Necastro gives Brookfield a leg up in AAC
Warriors QB rushes for 194 yards and TD against LaBrae
BROOKFIELD
Quarterback Augustus Necastro, who entered the game with 1,489 yards passing, rushed 34 times for 194 yards to help Brookfield beat LaBrae, 19-14, on Friday night.
The win put the Warriors in position to claim at least a share of the All-American AthleticConference’s Blue Tier title if his team wins one of its remaining two games.
“It’s phenomenal,” Brookfield coach Randy Clark said. “We’re back in a league and it’s the first time we have an opportunity to win a championship.”
Clark’s ebullience may have gotten the best of him, but he insisted that the win was the biggest in his 15 years at Brookfield.
“We had a few kids who had a total of maybe three minutes of varsity and each had an interception,” Clark said of sophomores Bryce Randall and Alex Bell. “We were throwing guys in positions they never really played before.”
They were filling in for several injured Brookfield players, including Kasey Tingler, who scored his team’s first touchdown before adding a pair of field goals, then not returning in the second half because of an injured shoulder he suffered on the opening kickoff.
The win lifted Brookfield to 7-1 overall and 4-0 in the Blue Tier with remaining games against Campbell and Champion.
Necastro’s 15-yard TD run in the third quarter gave Brookfield a 19-7 lead that held until the last few seconds when LaBrae’s Jacob Percich tallied from 4 yards out, followed by Isaiah Carmichael’s PAT to finalize the scoring.
Necastro’s production wasn’t a one-man show.
“The line opened up holes and Alex Clark took on [blocked] the linebacker — and sometimes four guys himself — and we just played good as a team,” the quarterback said. “Whatever it takes to win.”
Once, Necastro threw while almost parallel to the ground.
“Yeah, I fell sideways a bit [while throwing a pass],” he said of a Brett Favre-like play.
“Right now, we’ve got the inside track to win the league.
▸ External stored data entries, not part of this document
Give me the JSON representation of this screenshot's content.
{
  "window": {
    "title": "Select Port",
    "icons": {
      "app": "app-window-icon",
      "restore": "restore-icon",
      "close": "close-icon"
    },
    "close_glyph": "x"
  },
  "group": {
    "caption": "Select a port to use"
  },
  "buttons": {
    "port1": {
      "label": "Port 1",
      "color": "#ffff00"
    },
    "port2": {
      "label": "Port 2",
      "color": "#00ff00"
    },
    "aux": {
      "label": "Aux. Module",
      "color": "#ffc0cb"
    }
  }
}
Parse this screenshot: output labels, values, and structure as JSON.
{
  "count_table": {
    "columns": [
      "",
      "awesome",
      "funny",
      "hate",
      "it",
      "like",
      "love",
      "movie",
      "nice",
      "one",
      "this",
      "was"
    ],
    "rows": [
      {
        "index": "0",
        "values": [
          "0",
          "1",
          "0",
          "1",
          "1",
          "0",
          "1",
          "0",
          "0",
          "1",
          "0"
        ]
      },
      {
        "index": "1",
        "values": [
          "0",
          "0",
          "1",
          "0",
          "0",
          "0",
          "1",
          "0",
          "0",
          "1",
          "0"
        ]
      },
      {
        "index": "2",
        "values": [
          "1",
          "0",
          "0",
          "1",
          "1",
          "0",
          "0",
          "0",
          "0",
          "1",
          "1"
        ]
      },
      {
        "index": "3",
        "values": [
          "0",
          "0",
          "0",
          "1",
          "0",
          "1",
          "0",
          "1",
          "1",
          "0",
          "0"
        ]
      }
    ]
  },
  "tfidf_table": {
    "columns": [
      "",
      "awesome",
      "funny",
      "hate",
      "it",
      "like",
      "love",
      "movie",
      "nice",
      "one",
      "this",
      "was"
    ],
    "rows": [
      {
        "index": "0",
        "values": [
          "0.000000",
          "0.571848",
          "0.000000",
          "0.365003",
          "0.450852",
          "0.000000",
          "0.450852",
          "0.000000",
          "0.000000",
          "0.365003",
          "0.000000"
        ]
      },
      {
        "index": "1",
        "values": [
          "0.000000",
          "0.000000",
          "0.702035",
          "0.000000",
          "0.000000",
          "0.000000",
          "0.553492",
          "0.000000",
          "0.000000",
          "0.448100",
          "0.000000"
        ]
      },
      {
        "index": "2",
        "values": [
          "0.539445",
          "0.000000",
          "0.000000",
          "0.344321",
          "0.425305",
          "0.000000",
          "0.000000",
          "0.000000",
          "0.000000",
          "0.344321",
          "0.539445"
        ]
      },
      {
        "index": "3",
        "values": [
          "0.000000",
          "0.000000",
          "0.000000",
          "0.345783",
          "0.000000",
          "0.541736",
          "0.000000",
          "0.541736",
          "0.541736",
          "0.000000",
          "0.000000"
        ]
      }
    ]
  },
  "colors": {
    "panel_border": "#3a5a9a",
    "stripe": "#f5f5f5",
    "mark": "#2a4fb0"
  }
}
If we win the last two games, we win the league and get in the playoffs.”
One of the area’s top runners with 773 yards, Keevon Harris, was held to 58 yards on 20 attempts for LaBrae (6-2, 4-1).
Of holding Harris, Clark said, “Our defensive ends and linebackers played a helluva game. “We couldn’t let them bounce outside or get a seam,” he said of clamping down on LaBrae’s perimeter threat.
Those individuals were ends Zach Hackett and Luke Bender and linebackers David Swope and Zach Hosick.
“This is a big game, it’s a league thing and it’s a point thing,” Randy Clark said of the playoff implications. “They were scrappy, but we had to be just as scrappy, if not more.”
The thinning of the ranks, especially Brookfield’s, was characteristic of the teams’ hard-nosed reputations.
Brookfield led in total yards, 298-230.
LaBrae coach John Armeni marveled at Necastro’s 194 rushing yards.
“If you would have told me before the game that he’d thrown for under 100 yards, then I would have said that we’d blow them out of the water. That shows you how versatile he is and how good of a football player he is.”
Armeni said that Brookfield’s coach Clark joked before the game that they’d contain Harris.
“He said what they were going to do and they did a fabulous job,” Armeni said. “We had to allow some other guys to make some plays, but we came up short.”
The Vikings scored first, then were shut out until the last few seconds.
“I’m surprised that we had so much success early, then a lack thereof from that point forward,” Armeni said. “Their guys hit our guys in the mouth, and our guys kept fighting until the end, but we just didn’t make enough plays. It just comes down to ‘can you make plays when you need to?’ They did and we didn’t.”
Armeni was quite complimentary of Brookfield’s quarterback.
“That Necastro is a special kid and that was the difference-maker. They put a lot on his back down the stretch and he made play after play and we had trouble doing that.”